For now, presidential hopeful Mitt Romney can count on support from only four members of Congress who share his faith. Some others say it is too early to make a commitment to any of the candidates. And some are actively supporting Romney's competitors.
It is widely assumed that members of The Church of Jesus Christ of Latter-day Saints will overwhelmingly support Romney, but an informal survey of Mormons in Congress shows that's not the case.
Sixteen LDS members in Congress consist of five senators, 10 House members and one delegate. Four of them are Democrats, so it is unlikely they would endorse Romney, but of the 12 Republican LDS members, only four are actively endorsing Romney at this stage of the game.
At least two LDS lawmakers are supporting Sen. John McCain, R-Ariz., and the remaining six are not endorsing anyone yet.
An Associated Press-Ipsos poll released Tuesday found that nearly a quarter of Republicans nationwide are unwilling as yet to back Romney, McCain, Rudy Giuliani or Fred Thompson, who has not officially declared whether he is running for president.
White House race rankings made by National Journal, a political magazine, also show no clear front-runner. Romney, the former Massachusetts governor who also led the 2002 Winter Olympics in Salt Lake City, is tied for second place with Giuliani, the former New York City mayor.
But Romney does have his share of supporters in Congress, including two of Utah's four Republican members.
GOP Sens. Bob Bennett and Orrin Hatch, both from Utah, are Romney's cheerleaders in the Senate. Bennett serves as a Senate liaison for Romney's campaign, along with co-chairman Sen. Larry Craig, R-Idaho.
Craig is not LDS, but Idaho has a large LDS population. Meanwhile, Sen. Mike Crapo, R-Idaho, who is LDS, has not endorsed anybody, according to his office.
Sen. Gordon Smith, R-Ore., is often used as an example of a prominent LDS member who is not supporting Romney's campaign. He is working for McCain.
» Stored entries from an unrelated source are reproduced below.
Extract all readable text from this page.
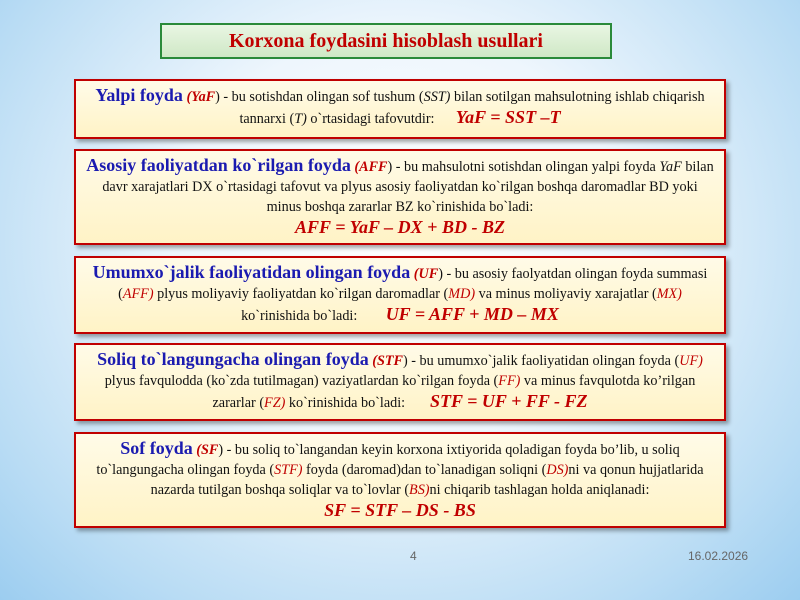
Korxona foydasini hisoblash usullari
Yalpi foyda (YaF) - bu sotishdan olingan sof tushum (SST) bilan sotilgan mahsulotning ishlab chiqarish tannarxi (T) o`rtasidagi tafovutdir: YaF = SST –T
Asosiy faoliyatdan ko`rilgan foyda (AFF) - bu mahsulotni sotishdan olingan yalpi foyda YaF bilan davr xarajatlari DX o`rtasidagi tafovut va plyus asosiy faoliyatdan ko`rilgan boshqa daromadlar BD yoki minus boshqa zararlar BZ ko`rinishida bo`ladi:
AFF = YaF – DX + BD - BZ
Umumxo`jalik faoliyatidan olingan foyda (UF) - bu asosiy faolyatdan olingan foyda summasi (AFF) plyus moliyaviy faoliyatdan ko`rilgan daromadlar (MD) va minus moliyaviy xarajatlar (MX) ko`rinishida bo`ladi: UF = AFF + MD – MX
Soliq to`langungacha olingan foyda (STF) - bu umumxo`jalik faoliyatidan olingan foyda (UF) plyus favqulodda (ko`zda tutilmagan) vaziyatlardan ko`rilgan foyda (FF) va minus favqulotda ko’rilgan zararlar (FZ) ko`rinishida bo`ladi: STF = UF + FF - FZ
Sof foyda (SF) - bu soliq to`langandan keyin korxona ixtiyorida qoladigan foyda bo’lib, u soliq to`langungacha olingan foyda (STF) foyda (daromad)dan to`lanadigan soliqni (DS)ni va qonun hujjatlarida nazarda tutilgan boshqa soliqlar va to`lovlar (BS)ni chiqarib tashlagan holda aniqlanadi:
SF = STF – DS - BS
4	16.02.2026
Smith, in an interview, said McCain asked him four years ago to support him, back when Romney was still governor of Massachusetts, and Smith said he keeps his word.
"You will never hear me say anything bad about Mitt," he said, but "I think my support of John McCain is principled."
He said McCain has dedicated his life to serving this country, and "as president, he won't need any on-the-job training."
The religion-based questions Romney often receives from the media are fair, Smith said, but in Oregon politics he hasn't had to answer questions on his faith.
"In Oregon, people don't care where or if or how you pray," Smith said.
Hatch, who ran for president himself in 2000, formally endorsed Romney in March.
On the House side, Utah's two Republican representatives, Chris Cannon and Rob Bishop, have not come out in favor of anyone for the 2008 race yet.
"I am focused on electing Republicans to the House and retaking the majority," Cannon said. "I'm not convinced that my endorsement of Mitt Romney or any other candidate is going to have much influence on the outcome. I am not Oprah or Rush Limbaugh. We have a number of great candidates on the Republican side, and my overriding concern about the presidential race is that I don't have to teach my kids how to say 'President Clinton' again."
Bishop joked as well, saying, "It should be a felony to discuss a presidential campaign this far from the election."
"I'm not backing anyone," Bishop said. "It's just too early."
Rep. Howard P. "Buck" McKeon, R-Calif., and Rep. Mike Simpson, R-Idaho, are on the list of the LDS House members supporting Romney.
But Rep. Wally Herger, R-Calif., and Rep. John Doolittle, R-Calif., have not endorsed anyone yet, according to their offices. Calls to the office of freshman Rep. Dean Heller, R-Nev., were not returned.
Rep. Jeff Flake, R-Ariz., another Mormon for McCain, comes from that presidential hopeful's home state and has worked with the senator on immigration reform and other issues, according to his office. He has supported McCain from the beginning.